「ニュクスの角灯」の高浜寛さん、今春に新長編 舞台は故郷の天草

榎本瑞希

 2020年に手塚治虫文化賞のマンガ大賞を受賞した高浜寛(かん)さん(45)が23年春、新作「獅子と牡丹(ぼたん)」の連載をスタートする。故郷の熊本・天草で江戸時代初期にあった「天草・島原の乱」をテーマに取材を重ね、「名もなき人を書き残す」と情熱を傾ける。

 高浜さんは01年にデビューした頃は、恋愛や家族といった身近な題材を描いてきた。その後、幕末と明治の長崎を舞台にした歴史ファンタジー「蝶(ちょう)のみちゆき」「ニュクスの角灯(ランタン)」「扇島歳時記」の3部作に挑み、22年夏に完結した。
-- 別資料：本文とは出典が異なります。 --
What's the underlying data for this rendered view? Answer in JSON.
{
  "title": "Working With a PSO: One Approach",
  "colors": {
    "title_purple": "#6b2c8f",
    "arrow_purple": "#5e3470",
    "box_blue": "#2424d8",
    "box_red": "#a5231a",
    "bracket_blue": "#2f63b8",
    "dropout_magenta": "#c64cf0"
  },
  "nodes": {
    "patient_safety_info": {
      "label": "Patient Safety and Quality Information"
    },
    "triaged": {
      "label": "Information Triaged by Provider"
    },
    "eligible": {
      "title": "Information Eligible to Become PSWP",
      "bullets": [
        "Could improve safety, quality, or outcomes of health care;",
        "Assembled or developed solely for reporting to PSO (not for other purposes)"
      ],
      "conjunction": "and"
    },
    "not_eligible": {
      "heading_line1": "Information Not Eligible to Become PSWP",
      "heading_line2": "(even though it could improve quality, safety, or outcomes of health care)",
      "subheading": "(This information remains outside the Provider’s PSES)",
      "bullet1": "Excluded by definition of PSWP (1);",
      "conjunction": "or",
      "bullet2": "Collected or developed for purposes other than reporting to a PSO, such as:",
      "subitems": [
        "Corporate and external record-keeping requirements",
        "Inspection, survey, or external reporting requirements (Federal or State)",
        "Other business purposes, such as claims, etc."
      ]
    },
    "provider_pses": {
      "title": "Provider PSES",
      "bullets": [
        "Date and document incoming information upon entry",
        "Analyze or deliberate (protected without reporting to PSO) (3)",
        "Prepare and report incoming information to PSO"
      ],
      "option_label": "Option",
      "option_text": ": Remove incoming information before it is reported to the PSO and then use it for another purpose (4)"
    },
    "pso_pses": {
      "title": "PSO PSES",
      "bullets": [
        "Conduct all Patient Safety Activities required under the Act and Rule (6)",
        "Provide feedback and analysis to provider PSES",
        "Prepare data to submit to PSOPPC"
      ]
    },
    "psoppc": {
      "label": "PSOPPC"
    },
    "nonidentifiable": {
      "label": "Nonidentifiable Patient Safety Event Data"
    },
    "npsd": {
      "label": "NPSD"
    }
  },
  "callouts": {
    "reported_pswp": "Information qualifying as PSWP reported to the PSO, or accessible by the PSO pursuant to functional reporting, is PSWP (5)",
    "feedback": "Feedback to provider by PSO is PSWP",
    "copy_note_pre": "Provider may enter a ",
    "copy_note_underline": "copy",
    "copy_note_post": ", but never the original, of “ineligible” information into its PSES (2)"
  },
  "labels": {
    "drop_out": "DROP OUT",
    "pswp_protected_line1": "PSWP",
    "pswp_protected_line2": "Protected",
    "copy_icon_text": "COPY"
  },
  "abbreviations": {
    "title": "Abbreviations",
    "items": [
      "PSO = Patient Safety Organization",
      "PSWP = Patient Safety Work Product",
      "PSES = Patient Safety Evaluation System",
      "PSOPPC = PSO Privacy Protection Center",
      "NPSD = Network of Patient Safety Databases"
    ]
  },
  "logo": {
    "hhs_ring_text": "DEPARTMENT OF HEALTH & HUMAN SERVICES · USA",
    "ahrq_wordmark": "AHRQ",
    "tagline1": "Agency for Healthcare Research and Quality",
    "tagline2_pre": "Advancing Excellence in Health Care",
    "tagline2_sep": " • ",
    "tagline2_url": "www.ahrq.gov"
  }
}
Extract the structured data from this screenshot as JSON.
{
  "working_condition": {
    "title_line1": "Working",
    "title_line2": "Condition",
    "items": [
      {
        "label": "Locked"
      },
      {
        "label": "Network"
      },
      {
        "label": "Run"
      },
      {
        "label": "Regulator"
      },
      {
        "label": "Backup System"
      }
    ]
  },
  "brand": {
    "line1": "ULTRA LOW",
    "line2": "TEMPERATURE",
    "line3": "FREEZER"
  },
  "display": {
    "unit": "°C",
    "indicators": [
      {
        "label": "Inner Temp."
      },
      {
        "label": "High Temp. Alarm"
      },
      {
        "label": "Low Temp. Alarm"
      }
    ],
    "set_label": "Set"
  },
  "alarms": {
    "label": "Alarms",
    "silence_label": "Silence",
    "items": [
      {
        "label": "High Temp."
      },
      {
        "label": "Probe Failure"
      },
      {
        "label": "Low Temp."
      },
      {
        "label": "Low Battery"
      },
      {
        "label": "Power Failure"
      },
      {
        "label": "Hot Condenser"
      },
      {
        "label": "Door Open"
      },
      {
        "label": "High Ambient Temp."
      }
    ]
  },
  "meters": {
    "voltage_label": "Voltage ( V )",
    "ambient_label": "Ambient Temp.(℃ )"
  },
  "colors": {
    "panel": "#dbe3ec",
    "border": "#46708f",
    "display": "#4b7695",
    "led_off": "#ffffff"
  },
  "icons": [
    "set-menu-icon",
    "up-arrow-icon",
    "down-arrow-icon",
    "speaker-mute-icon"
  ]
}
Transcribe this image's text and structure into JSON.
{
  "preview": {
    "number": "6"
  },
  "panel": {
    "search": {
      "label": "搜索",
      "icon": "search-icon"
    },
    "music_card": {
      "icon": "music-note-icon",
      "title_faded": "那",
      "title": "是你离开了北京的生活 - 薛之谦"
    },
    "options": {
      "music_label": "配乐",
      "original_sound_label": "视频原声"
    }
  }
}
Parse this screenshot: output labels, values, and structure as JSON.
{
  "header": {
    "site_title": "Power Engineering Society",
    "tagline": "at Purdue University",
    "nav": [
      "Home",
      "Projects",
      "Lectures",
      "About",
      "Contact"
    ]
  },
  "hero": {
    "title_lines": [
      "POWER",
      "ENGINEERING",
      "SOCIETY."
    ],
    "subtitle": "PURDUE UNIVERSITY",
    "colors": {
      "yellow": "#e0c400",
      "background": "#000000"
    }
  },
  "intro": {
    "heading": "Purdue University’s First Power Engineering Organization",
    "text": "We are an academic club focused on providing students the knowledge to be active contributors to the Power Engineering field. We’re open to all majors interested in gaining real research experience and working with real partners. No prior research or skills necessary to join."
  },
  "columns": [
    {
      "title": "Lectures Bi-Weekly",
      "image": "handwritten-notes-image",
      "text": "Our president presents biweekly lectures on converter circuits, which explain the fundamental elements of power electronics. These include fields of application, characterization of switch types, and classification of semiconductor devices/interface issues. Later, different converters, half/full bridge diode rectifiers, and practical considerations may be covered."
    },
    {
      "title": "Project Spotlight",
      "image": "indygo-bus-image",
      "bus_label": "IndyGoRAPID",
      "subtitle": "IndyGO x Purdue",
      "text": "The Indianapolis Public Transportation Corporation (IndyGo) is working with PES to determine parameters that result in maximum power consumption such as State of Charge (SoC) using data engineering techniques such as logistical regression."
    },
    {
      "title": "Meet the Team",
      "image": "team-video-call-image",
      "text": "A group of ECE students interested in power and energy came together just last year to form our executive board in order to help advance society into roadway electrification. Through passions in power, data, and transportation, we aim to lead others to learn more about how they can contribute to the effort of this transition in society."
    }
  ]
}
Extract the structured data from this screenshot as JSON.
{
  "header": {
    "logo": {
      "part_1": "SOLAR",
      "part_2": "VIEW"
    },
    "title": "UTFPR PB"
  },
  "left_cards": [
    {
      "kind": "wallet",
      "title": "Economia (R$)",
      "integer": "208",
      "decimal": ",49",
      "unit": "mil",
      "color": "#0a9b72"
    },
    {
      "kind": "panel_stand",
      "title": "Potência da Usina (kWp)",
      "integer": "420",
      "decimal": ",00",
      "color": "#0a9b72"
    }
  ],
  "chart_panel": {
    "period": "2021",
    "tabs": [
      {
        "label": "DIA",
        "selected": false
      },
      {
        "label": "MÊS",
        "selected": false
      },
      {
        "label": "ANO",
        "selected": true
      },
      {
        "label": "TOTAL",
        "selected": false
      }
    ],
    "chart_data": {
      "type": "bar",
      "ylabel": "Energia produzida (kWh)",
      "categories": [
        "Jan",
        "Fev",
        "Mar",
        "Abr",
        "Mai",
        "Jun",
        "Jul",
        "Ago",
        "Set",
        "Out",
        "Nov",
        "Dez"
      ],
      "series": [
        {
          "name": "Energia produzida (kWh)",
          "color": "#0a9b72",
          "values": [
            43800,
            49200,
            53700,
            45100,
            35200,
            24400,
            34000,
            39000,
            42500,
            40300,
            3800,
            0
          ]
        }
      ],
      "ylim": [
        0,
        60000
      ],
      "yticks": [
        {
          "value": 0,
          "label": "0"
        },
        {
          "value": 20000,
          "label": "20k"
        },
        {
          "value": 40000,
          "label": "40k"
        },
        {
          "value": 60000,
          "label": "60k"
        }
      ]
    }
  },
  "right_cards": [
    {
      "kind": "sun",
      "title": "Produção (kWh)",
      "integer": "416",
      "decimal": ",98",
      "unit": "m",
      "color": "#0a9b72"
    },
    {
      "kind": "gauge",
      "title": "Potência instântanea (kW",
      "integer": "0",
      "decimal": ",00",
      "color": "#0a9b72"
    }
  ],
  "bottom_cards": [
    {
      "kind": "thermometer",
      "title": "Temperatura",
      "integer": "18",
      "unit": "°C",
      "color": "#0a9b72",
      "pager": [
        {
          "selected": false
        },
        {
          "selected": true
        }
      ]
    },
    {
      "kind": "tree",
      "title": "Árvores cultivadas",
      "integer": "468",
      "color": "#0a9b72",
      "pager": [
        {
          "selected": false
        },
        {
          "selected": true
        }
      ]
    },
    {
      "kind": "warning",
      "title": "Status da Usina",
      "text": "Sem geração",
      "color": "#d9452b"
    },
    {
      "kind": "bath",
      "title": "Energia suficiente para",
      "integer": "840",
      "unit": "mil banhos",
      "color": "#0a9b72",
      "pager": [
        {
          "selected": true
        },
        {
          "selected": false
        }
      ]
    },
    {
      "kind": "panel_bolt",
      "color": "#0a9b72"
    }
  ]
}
 「獅子と牡丹」のキーパーソンは、民衆を率いて江戸幕府と戦ったキリシタンの天草四郎。現代に生きる主人公が借金を抱え、「天草四郎の埋蔵金がある」という言い伝えを聞いて歴史に潜り込むことから物語が展開していく。

 19年に天草に転居した高浜さんは、地元の歴史をひもといて膨大な人物相関図をつくり、物語の構想を練っている。以前、母方の親族から「先祖は肥前松浦から天草にやってきた」と聞いた。祖母の実家に古文書も残されており、「調べてみると自分の作品世界とつながった」という。

 高浜さんは「埋もれてしまった人を描き出すのが自分の役割」と話す。アルコール依存症に苦しんだ時、ともに断酒を目指していた青年が不慮の死を遂げた。16年の短編集「SAD GiRL」に、その青年が登場する。「誰にも知られずひっそりと死んだそいつへのせめてもの弔いに、そいつが主人公の漫画を描いてやろう」(本文から抜粋)。その視線は、遠い昔に生きた人々にも向けられる。

 「獅子と牡丹」には、長崎3部作の登場人物とその先祖、子孫も登場させ、「10年ぐらいかけて描きたい」という。3部作で深めた人物描写もさらに研ぎ澄ませ、「善人として登場したキャラクターの、悪の部分を描いていく」という。